The Hong Kong Ballet has a fine tradition of presenting a choreographers’ showcase nearly every year.
This enables some of its own dancers to try their hands in creating new pieces.
In the past few years, local choreographers from outside the company have also been invited.
The eight pieces in this year’s collection, presented last weekend, were neatly divided into four pieces for each half of the program.
Let’s start off with the ballets created by company members.
The evening opened with Re… by company dancer Hui Ka-chun.
It takes place in a sitting room. The dancers are seen playing with chairs, as well as a game involving a water flask.
Tension builds gradually, before all the dancers make peace and embrace each other at the end.
This piece lacks focus, and the various strands just do not cohere into a central theme.
More interesting is the next piece Shogun, choreographed by Ryo Kato, a soloist of the company. It explores the rituals of a shogunate.
Li Jiabo looks striking as the chief shogun in red. His duet with Yuh Egami is pretty exciting.
A good contrast is provided by a female combative duet. As expected, the piece ends with a beheading.
Passion Flower by Jonathan Spigner features three men and a woman, with the men indulging in drinking. I find this piece trivial.
Fortunately, Follow Your Heart by Li Lin makes a bigger impact.
Xia Jun stands out in a sinuous solo which is pretty feminine. Liu Yuyao impresses as his muse.
Leung Chun-long’s work which plays on words “she” and “they” seems to show a woman suffering from schizophrenia.
Two female dancers represent the dancer’s multiple personalities. It is all pretty conventional and predictable.
The final work created by company dancers is Night Thoughts, jointly choreographed by Li Jiabo and Hong Kong Dance Company dancer He Chaoya.
Xia Jun is once more impressive in this piece set in moonlight.
The central duet for Ye Feifei and Ryo Kato has some big lifts, and is quite tender.
The dancing for the ensemble is energetic. However, the piece drags slightly.
Justyne Li, a local independent choreographer and former member of Hong Kong Ballet, creates a male solo for Hui Ka-chun, which is full of contorted steps.

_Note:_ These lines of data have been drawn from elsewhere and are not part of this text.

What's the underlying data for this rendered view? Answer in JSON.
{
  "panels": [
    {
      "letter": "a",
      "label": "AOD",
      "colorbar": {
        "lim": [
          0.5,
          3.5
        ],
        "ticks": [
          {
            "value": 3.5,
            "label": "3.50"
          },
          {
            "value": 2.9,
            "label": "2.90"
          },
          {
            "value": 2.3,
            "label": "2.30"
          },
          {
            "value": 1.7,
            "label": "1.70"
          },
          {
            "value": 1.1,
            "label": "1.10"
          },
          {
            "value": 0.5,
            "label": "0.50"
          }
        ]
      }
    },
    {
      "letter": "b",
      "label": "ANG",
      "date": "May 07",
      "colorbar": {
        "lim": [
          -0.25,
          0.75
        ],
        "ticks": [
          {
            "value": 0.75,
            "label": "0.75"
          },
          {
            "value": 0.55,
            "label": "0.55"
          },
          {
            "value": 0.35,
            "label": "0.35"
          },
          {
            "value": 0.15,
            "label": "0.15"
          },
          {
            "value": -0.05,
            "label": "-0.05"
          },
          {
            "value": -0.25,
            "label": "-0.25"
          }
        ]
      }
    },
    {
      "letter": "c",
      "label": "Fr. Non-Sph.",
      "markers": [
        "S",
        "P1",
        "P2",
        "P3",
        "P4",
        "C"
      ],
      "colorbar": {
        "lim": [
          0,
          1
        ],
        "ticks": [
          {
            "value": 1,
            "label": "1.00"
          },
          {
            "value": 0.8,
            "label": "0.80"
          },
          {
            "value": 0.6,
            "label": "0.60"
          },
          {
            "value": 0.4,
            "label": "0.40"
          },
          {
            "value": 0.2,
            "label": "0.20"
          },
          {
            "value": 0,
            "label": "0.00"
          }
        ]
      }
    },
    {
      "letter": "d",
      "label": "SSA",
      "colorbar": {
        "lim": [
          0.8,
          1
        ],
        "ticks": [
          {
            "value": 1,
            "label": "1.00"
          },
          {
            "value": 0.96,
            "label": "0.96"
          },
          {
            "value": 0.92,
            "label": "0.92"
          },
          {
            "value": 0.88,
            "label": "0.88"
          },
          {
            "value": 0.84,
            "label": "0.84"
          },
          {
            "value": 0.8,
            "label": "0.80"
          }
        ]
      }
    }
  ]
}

This piece, Dance Internship I, which shows Hui being electrocuted, is enhanced by some effective lighting.
I have saved the best piece for last, which is by Chen Jun, a principal of Hong Kong Dance Company.
Dan·Sheng explores the hua-dan (young female) and wu-sheng (male martial artist) roles in Chinese opera.
Jin Yao is most expressive as the opera diva.
This allusive piece explores the contrast of the sexes and successfully conveys the mystique of Chinese opera.